Re-regulate electricity in Pennsylvania

It's time to admit that de-regulation has failed and to make utilities operate in the public interest

Wednesday, July 04, 2007

By David Hughes

The experiment in deregulating electricity service, now in its eighth year in Pennsylvania, is clearly not working. Residential customers have few choices, and the small savings that deregulation proponents claim as a result of competition are virtually gone. On the other hand, utilities are racking up record profits.


David Hughes is executive director of Citizen Power, a regional energy advocacy organization ([email protected]).


In most of Pennsylvania, electricity prices still are set by the Public Utility Commission. However, in less than three years, those controls come off and prices will be determined by the marketplace; that is, by those with market power. Prices are likely to jump to record levels, just as they have in parts of Pennsylvania (in the Penn Power and Pike County service territories), and in other states where rate caps have been removed. The utilities certainly think prices will go up -- they are forecasting more record profits.

At the same time, investment in new infrastructure is lagging, creating dangerously low reserve power. The current group of power-plant owners like it that way. Shortage, and the threat of shortage, drives up the price of electricity. Sound familiar?

Deregulation proponents have run out of excuses as to why competition has not stimulated price moderation and new investment, and they have failed to explain why the existing fleet of power plants should cost consumers so much more to provide electricity than they did just a few years ago. These same people are now suggesting ways that will supposedly cushion the supposedly unavoidable price increases to come. For example, the PUC has opted for "customer education" to, in the words of its chairman, prepare customers "for any price increases no matter what the size." In the end, it appears the PUC will rely on a long series of phased-in rate increases to soften the impact.

Gov. Ed Rendell has made some good proposals to increase the use of renewable energy and energy-efficient technologies. But his heavy reliance on "smart metering" will not result in the expected cost reductions. The governor would spend $250 million from a new customer fee to install electric meters that can be read at any time. Customers would be encouraged to shift usage to off-peak times, when prices are lower, but this would do nothing to bring down prices overall or increase supply.

It is time to stop ignoring the elephant in the room: The problem is deregulation. Without addressing deregulation directly, attempts at mitigating the hardships and dislocations it creates will fail, especially after price controls are lifted.

The central flaw of deregulation is its reliance on companies with a short-term market orientation to manage essential infrastructure, which requires a long-term perspective and long-term financial and institutional commitments. Deregulation and its attendant phenomena -- dismantling the unified electric grid, shopping for short-term power deals and substituting profit maximization for the public interest -- are essentially short-term. From this follows the problems that we see -- profiteering, lagging investment, Enron-style market manipulation and high and rising prices.

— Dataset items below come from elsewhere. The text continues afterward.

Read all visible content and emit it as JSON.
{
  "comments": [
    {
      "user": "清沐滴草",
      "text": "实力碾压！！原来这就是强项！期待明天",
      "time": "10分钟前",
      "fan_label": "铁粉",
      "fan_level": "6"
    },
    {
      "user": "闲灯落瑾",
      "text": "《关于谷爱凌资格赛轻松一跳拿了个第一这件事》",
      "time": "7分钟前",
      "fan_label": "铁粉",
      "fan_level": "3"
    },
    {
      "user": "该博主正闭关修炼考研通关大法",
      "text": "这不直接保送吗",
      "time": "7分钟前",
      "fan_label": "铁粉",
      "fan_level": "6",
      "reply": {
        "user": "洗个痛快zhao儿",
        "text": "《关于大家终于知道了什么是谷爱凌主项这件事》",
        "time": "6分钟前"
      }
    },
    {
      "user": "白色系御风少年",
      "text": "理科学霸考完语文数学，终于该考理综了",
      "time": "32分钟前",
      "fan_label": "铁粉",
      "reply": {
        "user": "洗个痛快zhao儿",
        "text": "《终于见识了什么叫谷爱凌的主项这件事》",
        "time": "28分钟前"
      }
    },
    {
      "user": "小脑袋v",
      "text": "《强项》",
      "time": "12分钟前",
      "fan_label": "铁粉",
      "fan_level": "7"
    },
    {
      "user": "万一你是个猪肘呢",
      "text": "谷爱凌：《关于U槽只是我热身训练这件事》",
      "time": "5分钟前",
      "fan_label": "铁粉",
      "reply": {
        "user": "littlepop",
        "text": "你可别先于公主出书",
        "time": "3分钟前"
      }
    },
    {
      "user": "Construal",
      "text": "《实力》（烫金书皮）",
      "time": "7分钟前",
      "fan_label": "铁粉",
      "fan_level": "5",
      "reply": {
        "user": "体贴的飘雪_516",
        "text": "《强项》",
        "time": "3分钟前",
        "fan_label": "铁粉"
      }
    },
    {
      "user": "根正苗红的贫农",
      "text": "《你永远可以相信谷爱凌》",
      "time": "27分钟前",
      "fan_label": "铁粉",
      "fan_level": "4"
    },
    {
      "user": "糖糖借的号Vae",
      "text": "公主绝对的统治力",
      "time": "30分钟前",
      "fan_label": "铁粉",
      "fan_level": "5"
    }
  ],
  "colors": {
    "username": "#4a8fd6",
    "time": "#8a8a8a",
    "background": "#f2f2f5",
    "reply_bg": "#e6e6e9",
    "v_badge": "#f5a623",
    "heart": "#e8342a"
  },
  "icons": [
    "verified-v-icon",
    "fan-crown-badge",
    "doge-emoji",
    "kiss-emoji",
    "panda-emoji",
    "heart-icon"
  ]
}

Deregulation proponents argue that it is too late to try to control our energy destiny in Pennsylvania by re-regulating utilities to make sure they operate in the public interest. Echoing arguments from the 1890s that were refuted decades ago, they claim that doing so would be a "taking" of utility property, a violation of the 14th amendment to the U.S. Constitution. We should not be frightened by this legal bogeyman. As the Supreme Court said 130 years ago "[W]hen private property is devoted to a public use, it is subject to public regulation."

What could be of more public use than basic energy supplies provided by companies who use public rights-of-way and eminent domain to site their facilities?

Citizen Power has opposed electricity deregulation from the beginning. Now we want to see our leaders truly address the problems associated with rising energy costs and declining reliability of service. We suggest reinvigorating the utilities' obligation to serve the public by demanding long-range facilities planning and investments in both supply and conservation. Pennsylvania also should begin the process to:

- Move away from primary emphasis on short-term arrangements and transactions, including "retail choice" and the wholesale arrangements that provision it.

- Eliminate market manipulation and gamesmanship while unwinding transactions, such as mergers, found to be against the public interest.

- Protect the most vulnerable consumers -- low-income and senior citizens on fixed incomes -- during the transition to a strategic investment plan.

Pennsylvania's leaders can continue down the deregulation path that will surely lead to more serious electricity price and reliability problems, or they can begin to return to a system of public regulation -- a system that, with the exception of the nuclear power debacle, served us well for 70 years. With all of its flaws, public regulation of utilities nevertheless promoted economic stability, equity and growth in Pennsylvania. It can again.